For a substance to have metallic properties, it must have "free electrons." Free electrons reflect photons very effectively... that's why metals tend to be shiny. The more free electrons, the more shiny it is (Mercury has a LOT of free electrons, which is why it's fluid at room temperature and EXTREMELY shiny).

This particular line in ST-IV annoyed me at the time... and since so many people have accepted it without question (by the way, it was a POLYMER CHAIN which was shown on-screen... unrelated to either metals or ceramics!), there's a lot of really bad science accepted as "fact" by Trekkies.

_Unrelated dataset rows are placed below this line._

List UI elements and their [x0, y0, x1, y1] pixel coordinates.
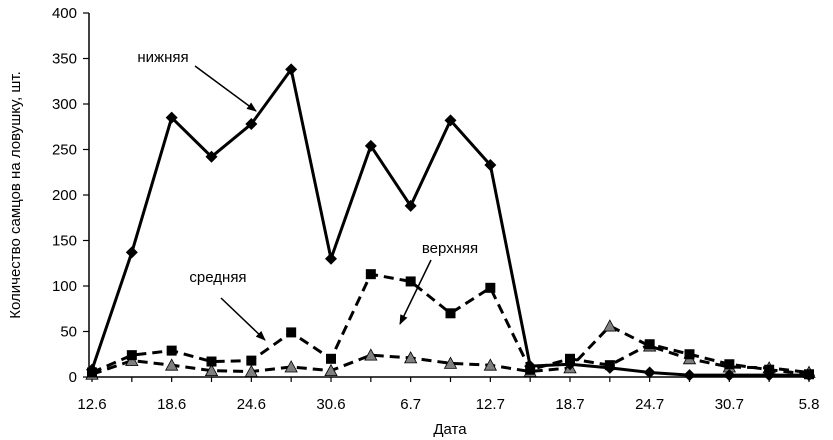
annotation-label: средняя [189, 269, 246, 286]
x-tick-label: 24.7 [635, 396, 664, 413]
data-point-diamond [325, 252, 337, 265]
x-tick-label: 12.7 [476, 396, 505, 413]
data-point-diamond [125, 246, 138, 259]
data-point-triangle [324, 363, 338, 377]
y-tick-label: 250 [52, 142, 77, 159]
data-point-square [684, 349, 695, 360]
series-layer [85, 63, 816, 382]
data-point-diamond [245, 118, 258, 131]
data-point-square [445, 308, 456, 319]
data-point-diamond [86, 363, 98, 376]
data-point-square [485, 282, 496, 293]
x-tick-label: 5.8 [799, 396, 820, 413]
x-tick-label: 30.6 [316, 396, 345, 413]
series-diamond [86, 63, 815, 382]
annotation-arrow [194, 65, 257, 112]
data-point-square [286, 327, 297, 338]
x-tick-label: 24.6 [237, 396, 266, 413]
data-point-diamond [763, 369, 776, 382]
data-point-triangle [164, 358, 179, 371]
data-point-square [724, 359, 735, 370]
data-point-diamond [524, 360, 537, 373]
x-axis: 12.6 18.6 24.6 30.6 6.7 12.7 18.7 24.7 30.7 5.8 [77, 376, 820, 413]
y-tick-label: 350 [52, 51, 77, 68]
data-point-square [326, 353, 336, 364]
data-point-square [246, 355, 257, 366]
x-tick-label: 30.7 [715, 396, 744, 413]
data-point-diamond [165, 111, 178, 124]
data-point-square [206, 356, 217, 367]
data-point-diamond [564, 358, 576, 371]
data-point-triangle [483, 358, 498, 371]
x-tick-label: 18.7 [555, 396, 584, 413]
data-point-square [644, 339, 655, 350]
data-point-diamond [444, 114, 457, 127]
data-point-diamond [603, 361, 616, 374]
data-point-triangle [284, 360, 298, 373]
data-point-diamond [404, 199, 417, 212]
annotation-label: нижняя [137, 49, 188, 66]
annotation-layer: нижняя средняя верхняя [137, 49, 478, 341]
data-point-diamond [484, 158, 497, 171]
data-point-triangle [244, 364, 259, 377]
y-axis: 0 50 100 150 200 250 300 350 400 [52, 5, 90, 386]
data-point-diamond [723, 369, 736, 382]
data-point-triangle [443, 356, 458, 369]
data-point-diamond [683, 369, 696, 382]
data-point-diamond [205, 150, 218, 163]
data-point-diamond [364, 139, 377, 152]
annotation-arrow [399, 259, 432, 325]
data-point-square [166, 345, 177, 356]
y-tick-label: 0 [69, 369, 77, 386]
data-point-diamond [643, 366, 656, 379]
data-point-triangle [204, 363, 219, 377]
y-tick-label: 300 [52, 96, 77, 113]
annotation-arrow [220, 297, 266, 341]
y-tick-label: 150 [52, 233, 77, 250]
annotation-label: верхняя [422, 240, 478, 257]
data-point-triangle [364, 348, 378, 361]
data-point-triangle [403, 351, 418, 364]
data-point-diamond [285, 63, 298, 76]
data-point-triangle [603, 319, 617, 332]
data-point-square [405, 276, 416, 287]
data-point-square [126, 350, 137, 361]
y-axis-label: Количество самцов на ловушку, шт. [7, 71, 24, 318]
x-tick-label: 18.6 [157, 396, 186, 413]
x-tick-label: 6.7 [400, 396, 421, 413]
y-tick-label: 50 [60, 324, 77, 341]
x-axis-label: Дата [433, 421, 467, 438]
y-tick-label: 400 [52, 5, 77, 22]
series-triangle [85, 319, 816, 380]
data-point-diamond [803, 369, 815, 382]
y-tick-label: 100 [52, 278, 77, 295]
data-point-square [365, 269, 376, 280]
x-tick-label: 12.6 [77, 396, 106, 413]
y-tick-label: 200 [52, 187, 77, 204]
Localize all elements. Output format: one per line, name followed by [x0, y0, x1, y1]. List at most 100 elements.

If there was only one thing I could "retcon" out of Trek's existence, I really think that "Transparent aluminum" would be at the top of my list!

(RANT MODE: OFF)
 
To create an "in universe reason", perhaps what Scotty was referring to was not really a transparent form of aluminum (for both of the reasons you noted), but a polymer that had similar properties in terms of strength and heat resistance to aluminum, yet was transparent? So they called it "transparent aluminum" for marketing to the public reasons?
 
That's one of the treknologies that never made me cringe Cary. An Iron beam isn't made of iron, it's made of steel, so why not just imagine transparent aluminum (maaan I hate that spelling error; it's aluminium darnit :lol:) is actually some sort of alumina??
 
You clearly don't have to worry about applying paint in zero-g, because as everyone knows, the Enterprise was built in an atmosphere on a planetary surface by guys in ninja hoods and 1930's goggles using arc welders and grindy things that throw off lots of sparks.

Or maybe they just get Lister out there with a paint roller.
 
You clearly don't have to worry about applying paint in zero-g, because as everyone knows, the Enterprise was built in an atmosphere on a planetary surface by guys in ninja hoods and 1930's goggles using arc welders and grindy things that throw off lots of sparks.

Or maybe they just get Lister out there with a paint roller.

Nah- send Cat...

Regardless of where it's built, they probably would have the colour placed on the material prior to construction.
 
Perhaps all of the paint spatters, confined to the "paint job orbit," would one day form a visible ring about Earth.